Muhammad Natsir dan KH. Wahid Hasyim

Relasi Agama Negara dan Pembangunan : Pemikiran Modernisme  Islam dan Politi Islam (Muhammad Natsir dan KH. Wahid Hasyim)

 

KH. Abdul Wahid Hasyim merupakan anak pertama dari 15 orang anak dari pasangan KH. Hasyim Asyari dengan Nyai Nafiqah binti Kyai Ilyas. Wahid Hasyim  lahir di Jombang, pada Rabiul Awwal 1333 H atau 1 Juni 1914 M, ketika di rumahnya sedang ramai dengan pengajian. Silsilah Wahid Hasyim dari jalur ayah ini bersambung hingga Joko Tingkir.

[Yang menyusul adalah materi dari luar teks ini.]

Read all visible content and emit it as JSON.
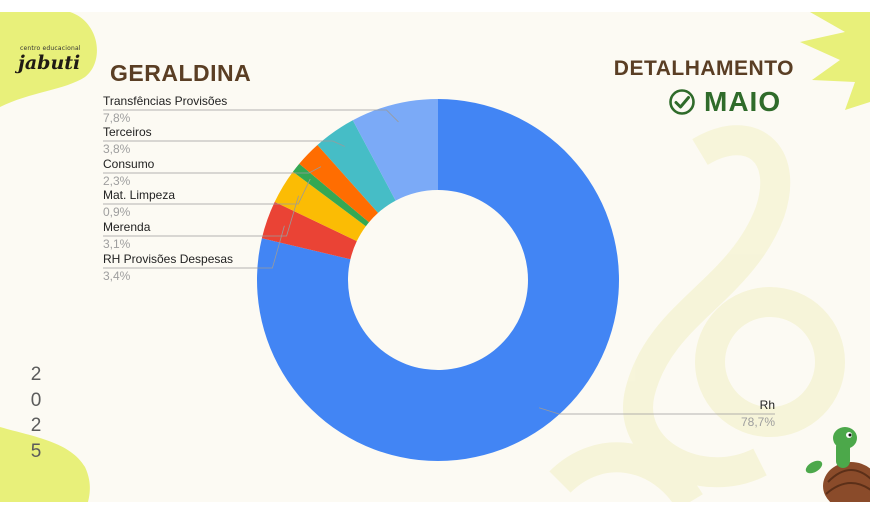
{
  "brand": {
    "tagline": "centro educacional",
    "name": "jabuti"
  },
  "school_name": "GERALDINA",
  "header": {
    "title": "DETALHAMENTO",
    "month": "MAIO",
    "check_icon": "check-circle-icon"
  },
  "year_digits": [
    "2",
    "0",
    "2",
    "5"
  ],
  "colors": {
    "brown": "#5a3e24",
    "green": "#2f6b2a",
    "accent": "#e8f07a"
  },
  "chart_data": {
    "type": "donut",
    "slices": [
      {
        "name": "Rh",
        "value_label": "78,7%",
        "value": 78.7,
        "color": "#4285f4"
      },
      {
        "name": "RH Provisões Despesas",
        "value_label": "3,4%",
        "value": 3.4,
        "color": "#ea4335"
      },
      {
        "name": "Merenda",
        "value_label": "3,1%",
        "value": 3.1,
        "color": "#fbbc04"
      },
      {
        "name": "Mat. Limpeza",
        "value_label": "0,9%",
        "value": 0.9,
        "color": "#34a853"
      },
      {
        "name": "Consumo",
        "value_label": "2,3%",
        "value": 2.3,
        "color": "#ff6d01"
      },
      {
        "name": "Terceiros",
        "value_label": "3,8%",
        "value": 3.8,
        "color": "#46bdc6"
      },
      {
        "name": "Transfências Provisões",
        "value_label": "7,8%",
        "value": 7.8,
        "color": "#7baaf7"
      }
    ]
  }
}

Di abad ini Tradisi Pesantren telah melahirkan budayawan agung Kiai Wahid Hasyim, tokoh pembangunan Peradaban Indonesia Modern, setaraf kualitas dan kelasnya dengan pendiri Peradaban Melayu Islam Nusantara antara abad ke-13 dan ke 17; Hamzah Fansuri, Syamsuddin as-Sumatrani, Abdurrauf Singkel, dan Nuruddin Arraniri. Peneliti gagasan dan pemikiran Wahid Hasyim dalam dunia pendidikan, merupakan suatu hal yang sangat menarik. Oleh karena itu, dalam pembahasan ini peneliti merumuskan konsep pemikiran pendidikan Wahid Hasyim dalam tiga aspek, yaitu

a) Tujuan Pendidikan Islam

b) Kurikulum Pendidikan

c) Metode Pembelajaran.

Muhammad Natsir lahir pada tanggal 17 Juli 1908 di Jembatan Berukir Alahan Panjang, Kabupaten Solok.  Beliau tumbuh disaat masyarakat Minangkabau bersemangat bangkit melawan politik kolonial dan mengadakan perubahan doktrin keagamaan. Sehingga  pola pemikirannya sedikit banyak dipengaruhi dengan kondisi sosiologis tersebut. 

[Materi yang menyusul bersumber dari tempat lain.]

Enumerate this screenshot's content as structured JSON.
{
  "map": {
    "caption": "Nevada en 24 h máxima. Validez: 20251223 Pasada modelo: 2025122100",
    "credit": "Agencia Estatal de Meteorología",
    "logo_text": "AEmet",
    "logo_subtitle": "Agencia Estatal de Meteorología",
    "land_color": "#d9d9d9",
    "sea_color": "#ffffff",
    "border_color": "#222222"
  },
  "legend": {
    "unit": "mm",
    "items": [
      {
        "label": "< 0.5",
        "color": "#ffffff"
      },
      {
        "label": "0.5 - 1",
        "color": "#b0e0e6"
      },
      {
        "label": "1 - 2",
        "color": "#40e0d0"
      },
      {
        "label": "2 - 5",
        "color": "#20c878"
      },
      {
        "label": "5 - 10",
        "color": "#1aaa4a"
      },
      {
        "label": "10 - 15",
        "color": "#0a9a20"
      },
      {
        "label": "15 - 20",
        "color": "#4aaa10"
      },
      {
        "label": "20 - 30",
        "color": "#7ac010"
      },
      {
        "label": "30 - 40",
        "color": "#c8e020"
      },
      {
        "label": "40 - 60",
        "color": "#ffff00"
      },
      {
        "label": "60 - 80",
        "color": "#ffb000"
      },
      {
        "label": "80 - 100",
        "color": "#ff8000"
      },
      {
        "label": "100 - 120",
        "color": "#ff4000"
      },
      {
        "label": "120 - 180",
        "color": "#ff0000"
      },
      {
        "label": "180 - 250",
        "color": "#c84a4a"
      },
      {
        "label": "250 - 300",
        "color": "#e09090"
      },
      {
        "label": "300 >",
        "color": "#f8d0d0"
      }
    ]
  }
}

Pendidikan formalnya Muhammad Natsir belajar di HIS (Holland Inlandische School) Adabiyah dan Madrasah Diniyah Solok pada tahun 1916- 1923. setelah lulus dari HIS ia melanjutkan ke MULO (Meer Uitgerbreid Lager Onderswij) Padang. Muhammad Natsir mulai terlibat organisasi sejak di MULO, awalnya ia masuk Jong Sumatranen Bond di Padang, dan kemudian beralih ke Jong Islameten Bond (JIB), kedua organisasi tersebut diketuai oleh Sanusi Pane. Pada Juli 1927 ia tamat dari MULO dan melanjutkan ke AMS (Algemene Middelbare School) dengan jurusan sastra Barat (Eropa) klasik di Bandung.

Secara pemikiran Muhammad Natsir berpendapat dengan tegas bahwa Indonesia merupakan negara Islam, meskipun tidak disebutkan dalam konstitusi negara. Baginya secara de facto sudah pasti menunjukkan bahwa Islam diakui sebagai agama dan anuta bangsa Indonesia. 

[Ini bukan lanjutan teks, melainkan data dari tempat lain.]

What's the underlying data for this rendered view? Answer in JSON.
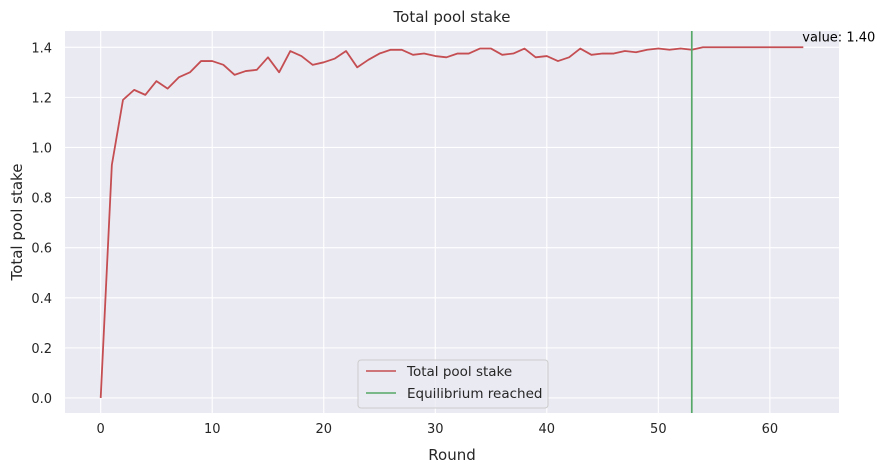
{
  "chart_data": {
    "type": "line",
    "title": "Total pool stake",
    "xlabel": "Round",
    "ylabel": "Total pool stake",
    "xlim": [
      -3.2,
      66.2
    ],
    "ylim": [
      -0.06,
      1.465
    ],
    "xticks": [
      0,
      10,
      20,
      30,
      40,
      50,
      60
    ],
    "yticks": [
      0.0,
      0.2,
      0.4,
      0.6,
      0.8,
      1.0,
      1.2,
      1.4
    ],
    "grid": true,
    "legend_position": "lower-center",
    "series": [
      {
        "name": "Total pool stake",
        "color": "#c44e52",
        "x": [
          0,
          1,
          2,
          3,
          4,
          5,
          6,
          7,
          8,
          9,
          10,
          11,
          12,
          13,
          14,
          15,
          16,
          17,
          18,
          19,
          20,
          21,
          22,
          23,
          24,
          25,
          26,
          27,
          28,
          29,
          30,
          31,
          32,
          33,
          34,
          35,
          36,
          37,
          38,
          39,
          40,
          41,
          42,
          43,
          44,
          45,
          46,
          47,
          48,
          49,
          50,
          51,
          52,
          53,
          54,
          55,
          56,
          57,
          58,
          59,
          60,
          61,
          62,
          63
        ],
        "values": [
          0.0,
          0.93,
          1.19,
          1.23,
          1.21,
          1.265,
          1.235,
          1.28,
          1.3,
          1.345,
          1.345,
          1.33,
          1.29,
          1.305,
          1.31,
          1.36,
          1.3,
          1.385,
          1.365,
          1.33,
          1.34,
          1.355,
          1.385,
          1.32,
          1.35,
          1.375,
          1.39,
          1.39,
          1.37,
          1.375,
          1.365,
          1.36,
          1.375,
          1.375,
          1.395,
          1.395,
          1.37,
          1.375,
          1.395,
          1.36,
          1.365,
          1.345,
          1.36,
          1.395,
          1.37,
          1.375,
          1.375,
          1.385,
          1.38,
          1.39,
          1.395,
          1.39,
          1.395,
          1.39,
          1.4,
          1.4,
          1.4,
          1.4,
          1.4,
          1.4,
          1.4,
          1.4,
          1.4,
          1.4
        ]
      },
      {
        "name": "Equilibrium reached",
        "color": "#55a868",
        "type": "vline",
        "x": 53
      }
    ],
    "annotations": [
      {
        "text": "value: 1.40",
        "x": 63,
        "y": 1.4
      }
    ]
  }
}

Muhammad Natsir beranggapan bahwa pada dasarnya urusan kenegaraan  merupakan bagian integral Islam, yang di dalamnya mengandung falsafah hidup atau ideologi seperti kalangan Kristen, Fasis Atau Komunisme. Dengan berdasarkan hujjah nas al-Qur’an yang dianggapnya mendukung pendapatnya tentang Islam sebagai dasar negara, Natsir menyebutkan QS. al-Dzariyat (51) ayat 56. Ia berkesimpulan bahwa cita-cita hidup seorang muslim di dunia ini hanyalah ingin menjadi hamba Allah dengan arti yang sepenuhnya, agar mendapat kejayaan dunia dan akhirat kelak.

Muhammad Natsir pernah menegaskan dalam pidatonya dalam sidang pleno konstitusi 12  November 1957 bahwa mengenai dasar negara Indonesia hanya mempunyai dua pilihan, yaitu sekulerisme; tanpa agama (la diniyyah) dan paham agama (dini). Dari pernyataan tegas Natsir tersebut diketahui bahwa Muhammad Natsir telah memberikan dua pilihan tersebut sebagai respon atas menguatnya dualisme pemikiran Islam saat itu antara yang menginginkan dasar negara Islam dan sekular.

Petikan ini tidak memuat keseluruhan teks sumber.